All common share and per share amounts have been restated to show the effect of the Reverse Stock Split.

 

NASDAQ listing. On March 3, 2016, the Company was notified by The NASDAQ Stock Market, LLC (“Nasdaq”) that it was not in compliance with Nasdaq Listing Rule 5550(a)(2) (the “Rule”) because the Company’s common stock failed to maintain a minimum closing bid price of $1.00 per share for the prior 30 consecutive business days. The notice had no immediate effect on the listing or trading of the Company’s common stock on The NASDAQ Capital Market.

 

The Company had a period of 180 calendar days, or until August 30, 2016, to achieve compliance with the Rule. The Company regained compliance with the Rule in August 2016 by effecting the Reverse Stock Split.

 

Major customers. Sony, Microsoft and Valve accounted for 47%, 37%, and 13%, respectively, of sales for the year ended October 31, 2016. Sony, Sidekick and Microsoft accounted for 41%, 25% and 20%, respectively, of accounts receivable as of October 31, 2016. Sales to GameStop represented approximately 10% of net revenues in 2015. In 2015, Alliance Distributors and Microsoft Corporation represented approximately 10% and 13% of total revenue, respectively.
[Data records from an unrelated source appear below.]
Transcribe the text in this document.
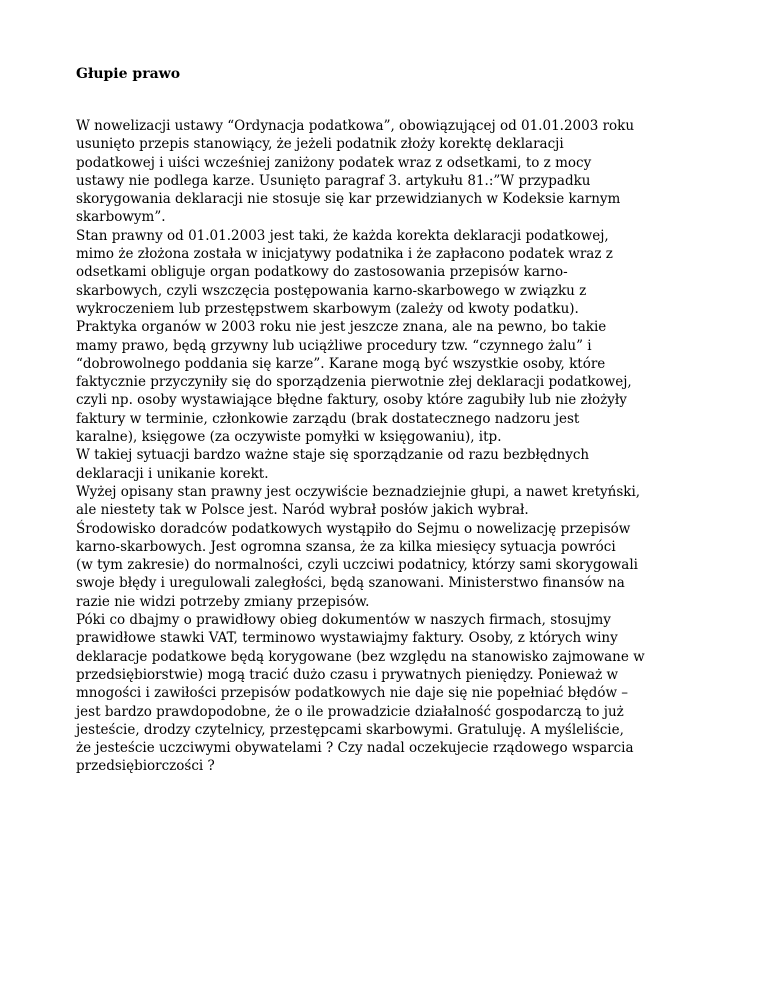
Głupie prawo
W nowelizacji ustawy “Ordynacja podatkowa”, obowiązującej od 01.01.2003 roku
usunięto przepis stanowiący, że jeżeli podatnik złoży korektę deklaracji
podatkowej i uiści wcześniej zaniżony podatek wraz z odsetkami, to z mocy
ustawy nie podlega karze. Usunięto paragraf 3. artykułu 81.:”W przypadku
skorygowania deklaracji nie stosuje się kar przewidzianych w Kodeksie karnym
skarbowym”.
Stan prawny od 01.01.2003 jest taki, że każda korekta deklaracji podatkowej,
mimo że złożona została w inicjatywy podatnika i że zapłacono podatek wraz z
odsetkami obliguje organ podatkowy do zastosowania przepisów karno-
skarbowych, czyli wszczęcia postępowania karno-skarbowego w związku z
wykroczeniem lub przestępstwem skarbowym (zależy od kwoty podatku).
Praktyka organów w 2003 roku nie jest jeszcze znana, ale na pewno, bo takie
mamy prawo, będą grzywny lub uciążliwe procedury tzw. “czynnego żalu” i
“dobrowolnego poddania się karze”. Karane mogą być wszystkie osoby, które
faktycznie przyczyniły się do sporządzenia pierwotnie złej deklaracji podatkowej,
czyli np. osoby wystawiające błędne faktury, osoby które zagubiły lub nie złożyły
faktury w terminie, członkowie zarządu (brak dostatecznego nadzoru jest
karalne), księgowe (za oczywiste pomyłki w księgowaniu), itp.
W takiej sytuacji bardzo ważne staje się sporządzanie od razu bezbłędnych
deklaracji i unikanie korekt.
Wyżej opisany stan prawny jest oczywiście beznadziejnie głupi, a nawet kretyński,
ale niestety tak w Polsce jest. Naród wybrał posłów jakich wybrał.
Środowisko doradców podatkowych wystąpiło do Sejmu o nowelizację przepisów
karno-skarbowych. Jest ogromna szansa, że za kilka miesięcy sytuacja powróci
(w tym zakresie) do normalności, czyli uczciwi podatnicy, którzy sami skorygowali
swoje błędy i uregulowali zaległości, będą szanowani. Ministerstwo finansów na
razie nie widzi potrzeby zmiany przepisów.
Póki co dbajmy o prawidłowy obieg dokumentów w naszych firmach, stosujmy
prawidłowe stawki VAT, terminowo wystawiajmy faktury. Osoby, z których winy
deklaracje podatkowe będą korygowane (bez względu na stanowisko zajmowane w
przedsiębiorstwie) mogą tracić dużo czasu i prywatnych pieniędzy. Ponieważ w
mnogości i zawiłości przepisów podatkowych nie daje się nie popełniać błędów –
jest bardzo prawdopodobne, że o ile prowadzicie działalność gospodarczą to już
jesteście, drodzy czytelnicy, przestępcami skarbowymi. Gratuluję. A myśleliście,
że jesteście uczciwymi obywatelami ? Czy nadal oczekujecie rządowego wsparcia
przedsiębiorczości ?
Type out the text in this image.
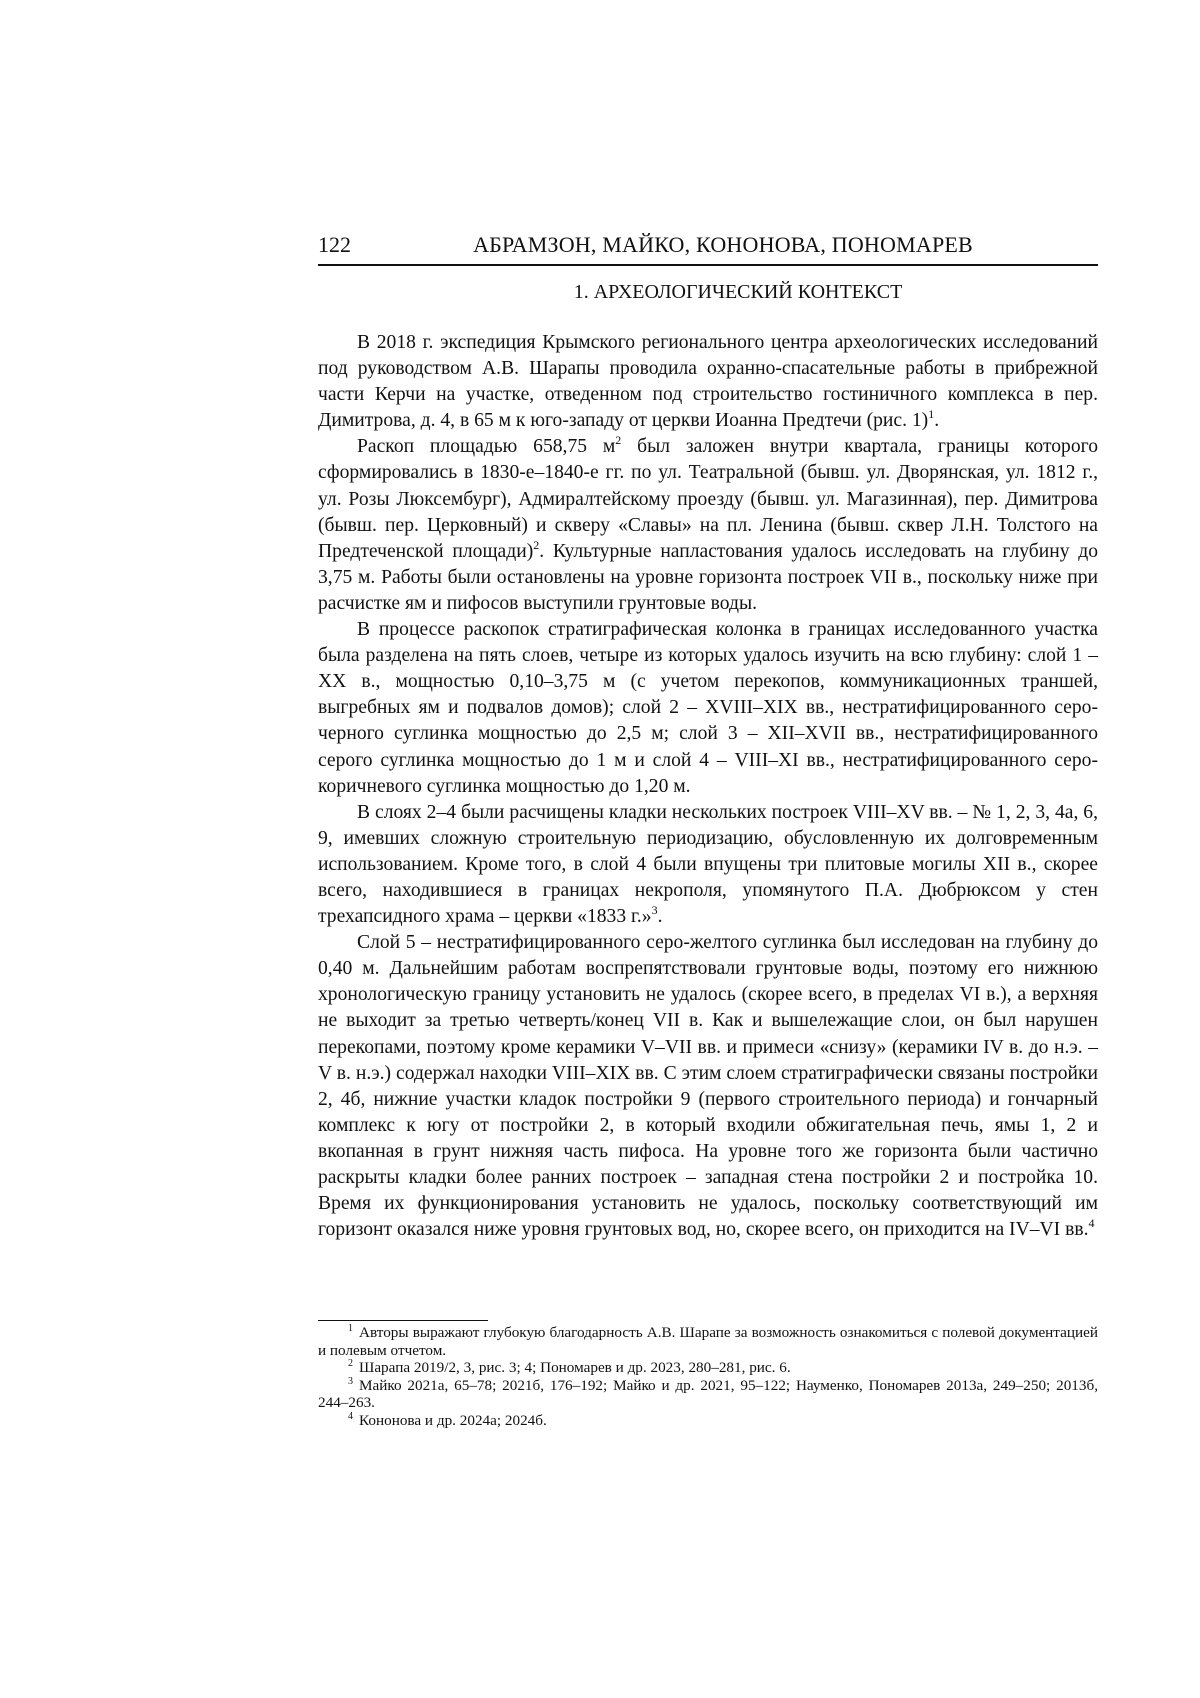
122	АБРАМЗОН, МАЙКО, КОНОНОВА, ПОНОМАРЕВ
1. АРХЕОЛОГИЧЕСКИЙ КОНТЕКСТ

В 2018 г. экспедиция Крымского регионального центра археологических исследований под руководством А.В. Шарапы проводила охранно-спасательные работы в прибрежной части Керчи на участке, отведенном под строительство гостиничного комплекса в пер. Димитрова, д. 4, в 65 м к юго-западу от церкви Иоанна Предтечи (рис. 1)$^1$.

Раскоп площадью 658,75 $м^2$ был заложен внутри квартала, границы которого сформировались в 1830-е–1840-е гг. по ул. Театральной (бывш. ул. Дворянская, ул. 1812 г., ул. Розы Люксембург), Адмиралтейскому проезду (бывш. ул. Магазинная), пер. Димитрова (бывш. пер. Церковный) и скверу «Славы» на пл. Ленина (бывш. сквер Л.Н. Толстого на Предтеченской площади)$^2$. Культурные напластования удалось исследовать на глубину до 3,75 м. Работы были остановлены на уровне горизонта построек VII в., поскольку ниже при расчистке ям и пифосов выступили грунтовые воды.

В процессе раскопок стратиграфическая колонка в границах исследованного участка была разделена на пять слоев, четыре из которых удалось изучить на всю глубину: слой 1 – XX в., мощностью 0,10–3,75 м (с учетом перекопов, коммуникационных траншей, выгребных ям и подвалов домов); слой 2 – XVIII–XIX вв., нестратифицированного серо-черного суглинка мощностью до 2,5 м; слой 3 – XII–XVII вв., нестратифицированного серого суглинка мощностью до 1 м и слой 4 – VIII–XI вв., нестратифицированного серо-коричневого суглинка мощностью до 1,20 м.

В слоях 2–4 были расчищены кладки нескольких построек VIII–XV вв. – № 1, 2, 3, 4а, 6, 9, имевших сложную строительную периодизацию, обусловленную их долговременным использованием. Кроме того, в слой 4 были впущены три плитовые могилы XII в., скорее всего, находившиеся в границах некрополя, упомянутого П.А. Дюбрюксом у стен трехапсидного храма – церкви «1833 г.»$^3$.

Слой 5 – нестратифицированного серо-желтого суглинка был исследован на глубину до 0,40 м. Дальнейшим работам воспрепятствовали грунтовые воды, поэтому его нижнюю хронологическую границу установить не удалось (скорее всего, в пределах VI в.), а верхняя не выходит за третью четверть/конец VII в. Как и вышележащие слои, он был нарушен перекопами, поэтому кроме керамики V–VII вв. и примеси «снизу» (керамики IV в. до н.э. – V в. н.э.) содержал находки VIII–XIX вв. С этим слоем стратиграфически связаны постройки 2, 4б, нижние участки кладок постройки 9 (первого строительного периода) и гончарный комплекс к югу от постройки 2, в который входили обжигательная печь, ямы 1, 2 и вкопанная в грунт нижняя часть пифоса. На уровне того же горизонта были частично раскрыты кладки более ранних построек – западная стена постройки 2 и постройка 10. Время их функционирования установить не удалось, поскольку соответствующий им горизонт оказался ниже уровня грунтовых вод, но, скорее всего, он приходится на IV–VI вв.$^4$

$^1$ Авторы выражают глубокую благодарность А.В. Шарапе за возможность ознакомиться с полевой документацией и полевым отчетом.

$^2$ Шарапа 2019/2, 3, рис. 3; 4; Пономарев и др. 2023, 280–281, рис. 6.

$^3$ Майко 2021а, 65–78; 2021б, 176–192; Майко и др. 2021, 95–122; Науменко, Пономарев 2013а, 249–250; 2013б, 244–263.

$^4$ Кононова и др. 2024а; 2024б.
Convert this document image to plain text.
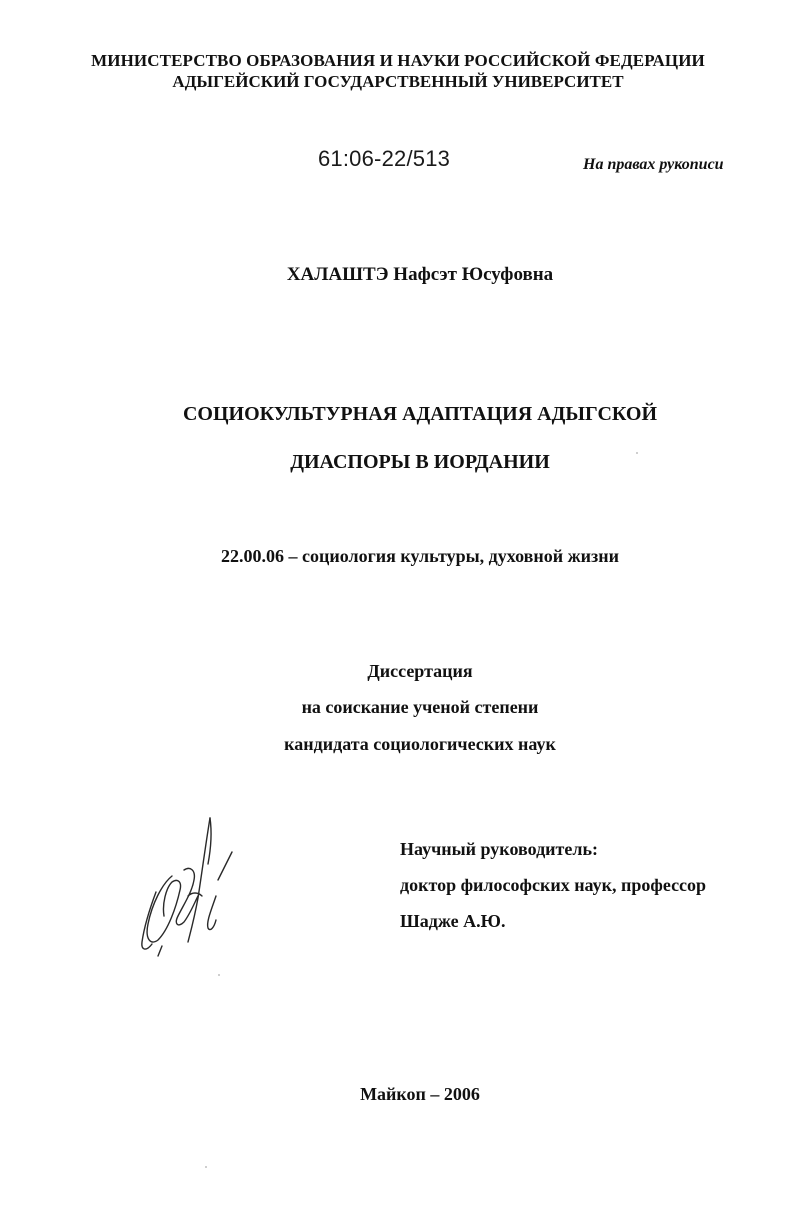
МИНИСТЕРСТВО ОБРАЗОВАНИЯ И НАУКИ РОССИЙСКОЙ ФЕДЕРАЦИИ
АДЫГЕЙСКИЙ ГОСУДАРСТВЕННЫЙ УНИВЕРСИТЕТ
61:06-22/513	На правах рукописи
ХАЛАШТЭ Нафсэт Юсуфовна
СОЦИОКУЛЬТУРНАЯ АДАПТАЦИЯ АДЫГСКОЙ
ДИАСПОРЫ В ИОРДАНИИ
22.00.06 – социология культуры, духовной жизни
Диссертация
на соискание ученой степени
кандидата социологических наук
Научный руководитель:
доктор философских наук, профессор
Шадже А.Ю.
Майкоп – 2006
Sony, Microsoft, Valve and Nintendo accounted for 37%, 20%, 18% and 13% of total accounts receivable as of October 31, 2015, respectively.

 

Concentrations.  The Company develops and distributes video game software for proprietary platforms under licenses from Nintendo, Sony and Microsoft, which must be periodically renewed. The Company’s agreements with these manufacturers also grant them certain control over the Company’s products. In addition, for the years ended October 31, 2016 and 2015 sales of the Company’s Zumba Fitness games accounted for approximately 9% and 28% of net revenues, respectively.